Lo ha fatto in particolare passando al setaccio i curricula di direttori e docenti, i quali devono presentare certificati che attestano una formazione religiosa “dell’islam tradizionale” e un’istruzione laica. Su 101 scuole esaminate, 72 si sono iscritte ai controlli, ma il 92 per cento dei direttori e oltre duecento insegnanti (su 483) sono risultati non possedere i documenti richiesti, abilitanti all’insegnamento. In pratica non avrebbero conseguito un diploma di istruzione superiore sulla religione islamica.
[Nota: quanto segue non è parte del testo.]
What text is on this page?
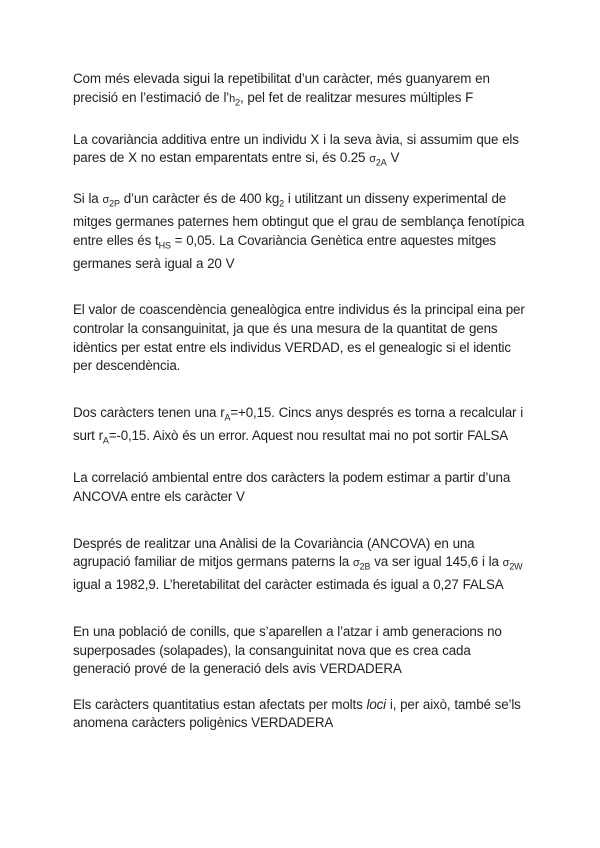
Com més elevada sigui la repetibilitat d’un caràcter, més guanyarem en precisió en l’estimació de $l’h_2$, pel fet de realitzar mesures múltiples F

La covariància additiva entre un individu X i la seva àvia, si assumim que els pares de X no estan emparentats entre si, és 0.25 $\sigma_{2A}$ V

Si la $\sigma_{2P}$ d’un caràcter és de 400 $kg_2$ i utilitzant un disseny experimental de mitges germanes paternes hem obtingut que el grau de semblança fenotípica entre elles és $t_{HS} = 0,05$. La Covariància Genètica entre aquestes mitges germanes serà igual a 20 V

El valor de coascendència genealògica entre individus és la principal eina per controlar la consanguinitat, ja que és una mesura de la quantitat de gens idèntics per estat entre els individus VERDAD, es el genealogic si el identic per descendència.

Dos caràcters tenen una $r_A=+0,15$. Cincs anys després es torna a recalcular i surt $r_A=-0,15$. Això és un error. Aquest nou resultat mai no pot sortir FALSA

La correlació ambiental entre dos caràcters la podem estimar a partir d’una ANCOVA entre els caràcter V

Després de realitzar una Anàlisi de la Covariància (ANCOVA) en una agrupació familiar de mitjos germans paterns la $\sigma_{2B}$ va ser igual 145,6 i la $\sigma_{2W}$ igual a 1982,9. L’heretabilitat del caràcter estimada és igual a 0,27 FALSA

En una població de conills, que s’aparellen a l’atzar i amb generacions no superposades (solapades), la consanguinitat nova que es crea cada generació prové de la generació dels avis VERDADERA

Els caràcters quantitatius estan afectats per molts loci i, per això, també se’ls anomena caràcters poligènics VERDADERA
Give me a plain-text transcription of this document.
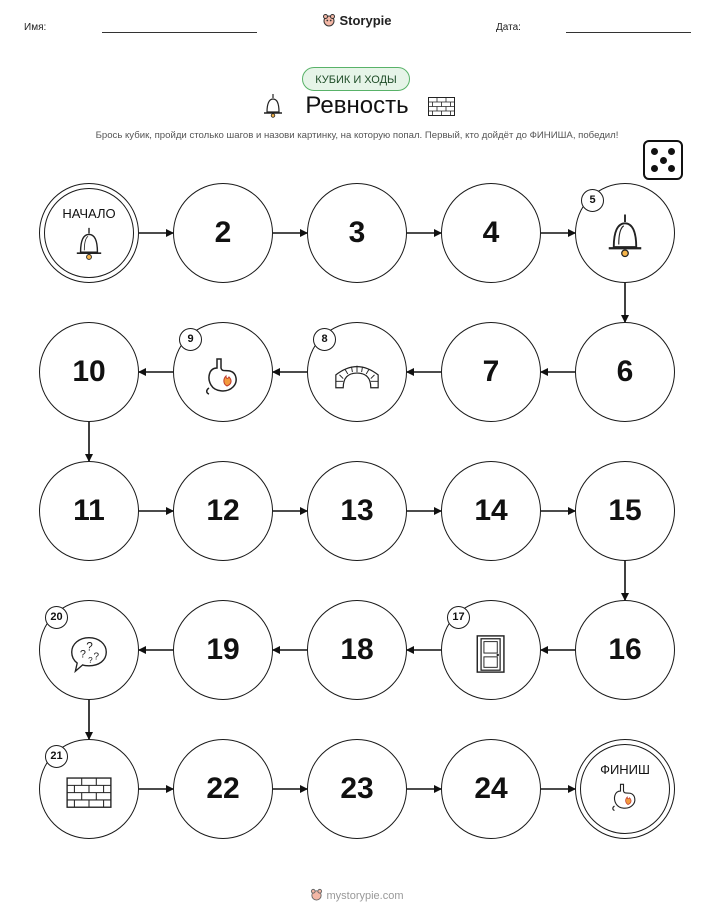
Имя:	Дата:
Storypie
КУБИК И ХОДЫ
Ревность
Брось кубик, пройди столько шагов и назови картинку, на которую попал. Первый, кто дойдёт до ФИНИША, победил!
НАЧАЛО
2	3	4
5
6
7
8
9
10
11	12	13	14	15
16
17
18
19
20
?
?
?
?
21
22	23	24
ФИНИШ
mystorypie.com
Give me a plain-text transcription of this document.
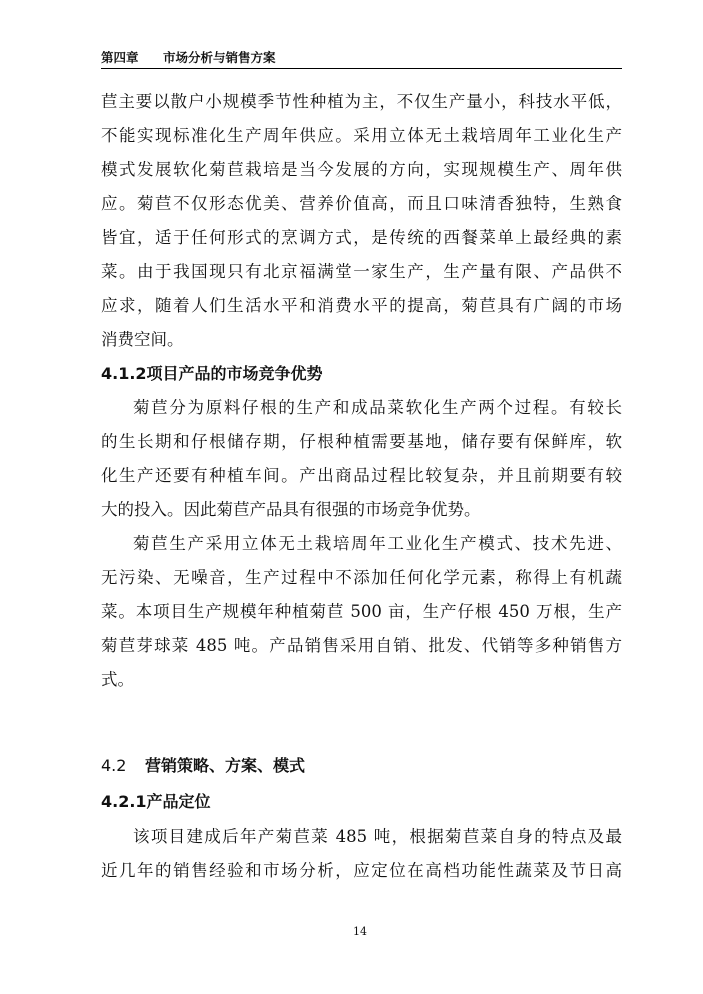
第四章 市场分析与销售方案
苣主要以散户小规模季节性种植为主，不仅生产量小，科技水平低，
不能实现标准化生产周年供应。采用立体无土栽培周年工业化生产
模式发展软化菊苣栽培是当今发展的方向，实现规模生产、周年供
应。菊苣不仅形态优美、营养价值高，而且口味清香独特，生熟食
皆宜，适于任何形式的烹调方式，是传统的西餐菜单上最经典的素
菜。由于我国现只有北京福满堂一家生产，生产量有限、产品供不
应求，随着人们生活水平和消费水平的提高，菊苣具有广阔的市场
消费空间。
4.1.2项目产品的市场竞争优势
菊苣分为原料仔根的生产和成品菜软化生产两个过程。有较长
的生长期和仔根储存期，仔根种植需要基地，储存要有保鲜库，软
化生产还要有种植车间。产出商品过程比较复杂，并且前期要有较
大的投入。因此菊苣产品具有很强的市场竞争优势。
菊苣生产采用立体无土栽培周年工业化生产模式、技术先进、
无污染、无噪音，生产过程中不添加任何化学元素，称得上有机蔬
菜。本项目生产规模年种植菊苣 500 亩，生产仔根 450 万根，生产
菊苣芽球菜 485 吨。产品销售采用自销、批发、代销等多种销售方
式。
4.2 营销策略、方案、模式
4.2.1产品定位
该项目建成后年产菊苣菜 485 吨，根据菊苣菜自身的特点及最
近几年的销售经验和市场分析，应定位在高档功能性蔬菜及节日高
14
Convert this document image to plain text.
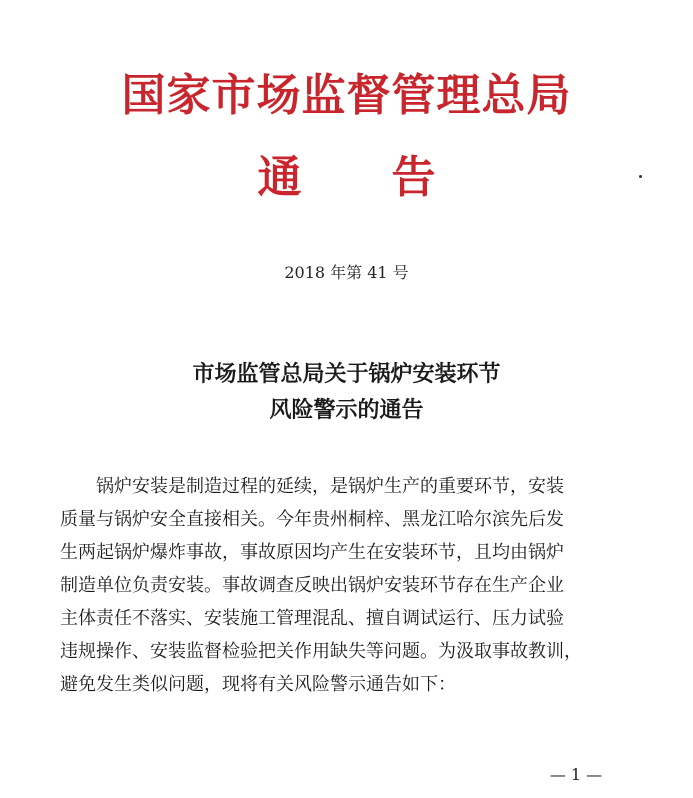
国家市场监督管理总局
通告
2018 年第 41 号
市场监管总局关于锅炉安装环节
风险警示的通告

　　锅炉安装是制造过程的延续，是锅炉生产的重要环节，安装

质量与锅炉安全直接相关。今年贵州桐梓、黑龙江哈尔滨先后发

生两起锅炉爆炸事故，事故原因均产生在安装环节，且均由锅炉

制造单位负责安装。事故调查反映出锅炉安装环节存在生产企业

主体责任不落实、安装施工管理混乱、擅自调试运行、压力试验

违规操作、安装监督检验把关作用缺失等问题。为汲取事故教训，

避免发生类似问题，现将有关风险警示通告如下：

— 1 —
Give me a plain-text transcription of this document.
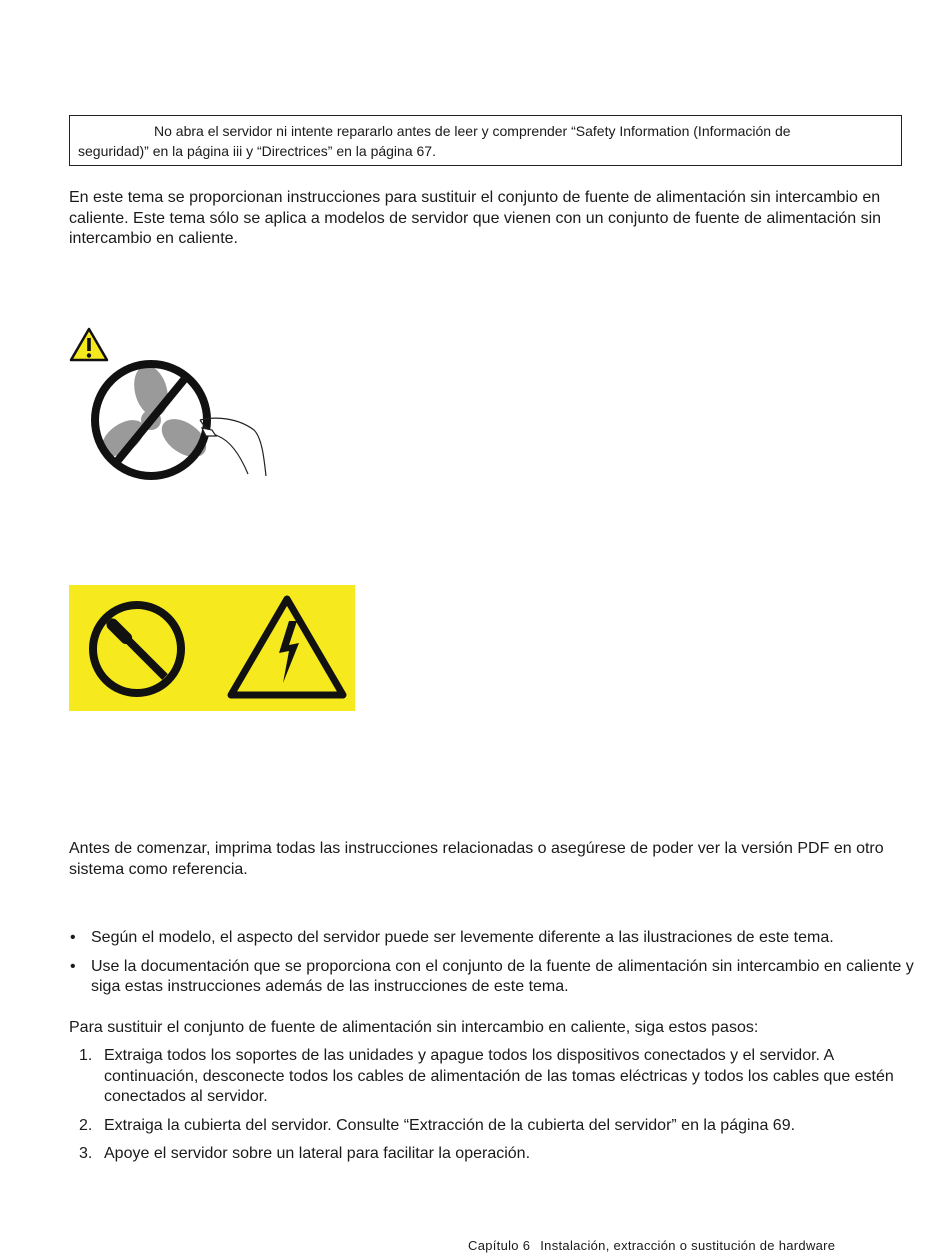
No abra el servidor ni intente repararlo antes de leer y comprender “Safety Information (Información de
seguridad)” en la página iii y “Directrices” en la página 67.

En este tema se proporcionan instrucciones para sustituir el conjunto de fuente de alimentación sin intercambio en caliente. Este tema sólo se aplica a modelos de servidor que vienen con un conjunto de fuente de alimentación sin intercambio en caliente.

Antes de comenzar, imprima todas las instrucciones relacionadas o asegúrese de poder ver la versión PDF en otro sistema como referencia.

• Según el modelo, el aspecto del servidor puede ser levemente diferente a las ilustraciones de este tema.
• Use la documentación que se proporciona con el conjunto de la fuente de alimentación sin intercambio en caliente y siga estas instrucciones además de las instrucciones de este tema.

Para sustituir el conjunto de fuente de alimentación sin intercambio en caliente, siga estos pasos:

1. Extraiga todos los soportes de las unidades y apague todos los dispositivos conectados y el servidor. A continuación, desconecte todos los cables de alimentación de las tomas eléctricas y todos los cables que estén conectados al servidor.
2. Extraiga la cubierta del servidor. Consulte “Extracción de la cubierta del servidor” en la página 69.
3. Apoye el servidor sobre un lateral para facilitar la operación.
Capítulo 6 Instalación, extracción o sustitución de hardware
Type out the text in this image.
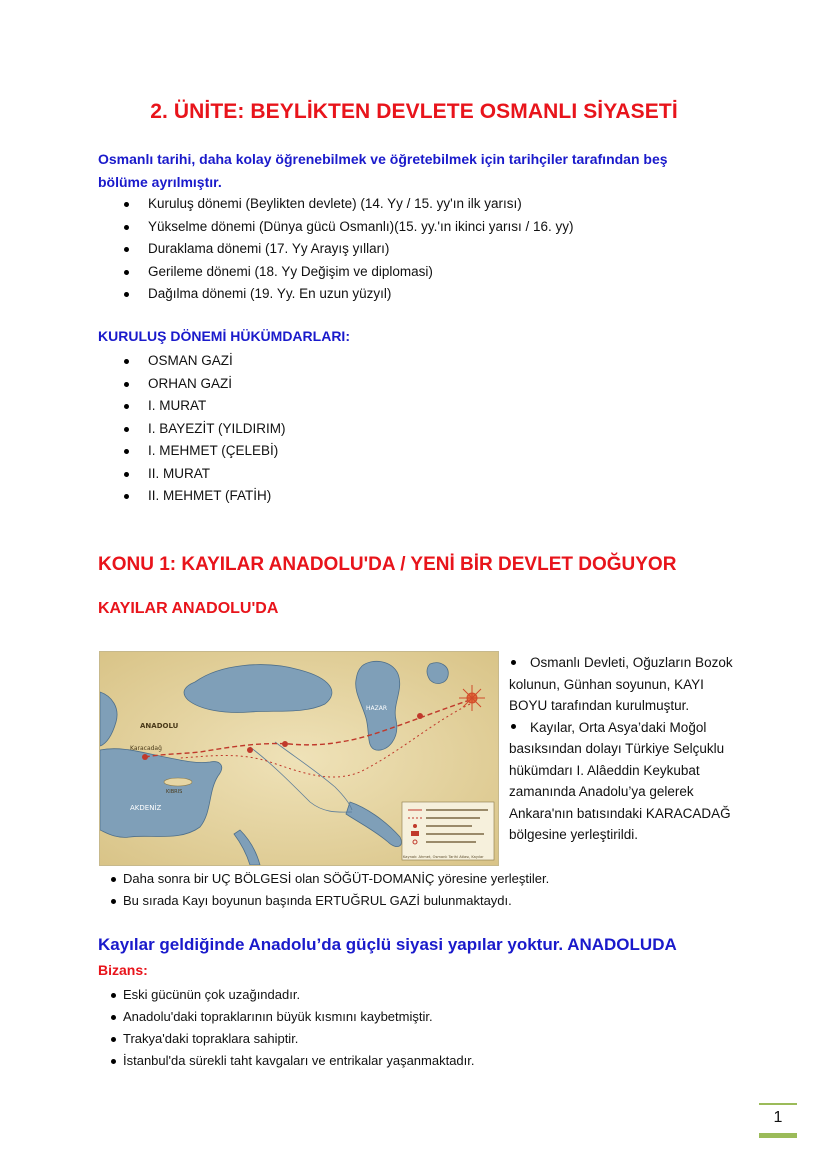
2. ÜNİTE: BEYLİKTEN DEVLETE OSMANLI SİYASETİ
Osmanlı tarihi, daha kolay öğrenebilmek ve öğretebilmek için tarihçiler tarafından beş bölüme ayrılmıştır.
Kuruluş dönemi (Beylikten devlete) (14. Yy / 15. yy'ın ilk yarısı)
Yükselme dönemi (Dünya gücü Osmanlı)(15. yy.'ın ikinci yarısı / 16. yy)
Duraklama dönemi (17. Yy Arayış yılları)
Gerileme dönemi (18. Yy Değişim ve diplomasi)
Dağılma dönemi (19. Yy. En uzun yüzyıl)
KURULUŞ DÖNEMİ HÜKÜMDARLARI:
OSMAN GAZİ
ORHAN GAZİ
I. MURAT
I. BAYEZİT (YILDIRIM)
I. MEHMET (ÇELEBİ)
II. MURAT
II. MEHMET (FATİH)
KONU 1: KAYILAR ANADOLU'DA / YENİ BİR DEVLET DOĞUYOR
KAYILAR ANADOLU'DA
ANADOLU
Karacadağ
AKDENİZ
KIBRIS
HAZAR
Kaynak: Ahmet, Osmanlı Tarihi Atlası, Kayılar

Osmanlı Devleti, Oğuzların Bozok kolunun, Günhan soyunun, KAYI BOYU tarafından kurulmuştur.

Kayılar, Orta Asya’daki Moğol basıksından dolayı Türkiye Selçuklu hükümdarı I. Alâeddin Keykubat zamanında Anadolu’ya gelerek Ankara'nın batısındaki KARACADAĞ bölgesine yerleştirildi.

Daha sonra bir UÇ BÖLGESİ olan SÖĞÜT-DOMANİÇ yöresine yerleştiler.
Bu sırada Kayı boyunun başında ERTUĞRUL GAZİ bulunmaktaydı.
Kayılar geldiğinde Anadolu’da güçlü siyasi yapılar yoktur. ANADOLUDA
Bizans:
Eski gücünün çok uzağındadır.
Anadolu'daki topraklarının büyük kısmını kaybetmiştir.
Trakya'daki topraklara sahiptir.
İstanbul'da sürekli taht kavgaları ve entrikalar yaşanmaktadır.
1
Questo significa — ha dichiarato Abdulla Asrankulov, presidente della Commissione per la certificazione religiosa, citato da AsiaNews — «che perderanno la licenza per l’insegnamento». Il controllo delle competenze dei docenti è stato approvato nel 2014 e rientra nelle iniziative definitive “fondamentali” per ridurre l’incitamento all’estremismo islamico tra i giovani, che spesso si diffonde grazie all’ignoranza sui temi religiosi. Da tempo le autorità hanno espresso preoccupazione per la diffusione di idee radicali nel Paese e il reclutamento dei giovani. Secondo i dati diffusi a metà gennaio, almeno trenta cittadini del Kyrgyzstan sono morti in Siria e in Iraq nel 2015 mentre combattevano al fianco dei militanti del cosiddetto “Stato islamico”. Dal territorio dell’Asia centrale parte un numero sempre maggiore di ragazzi, adescati soprattutto attraverso internet. Di recente il Federal Security Service russo ha parlato di circa tremila foreign fighters reclutati in questi Paesi, dei quali circa cinquecento solo in Kyrgyzstan. Per questo il Governo di Bishkek ha inasprito i controlli sulle scuole islamiche, ricettacolo di propaganda estremista.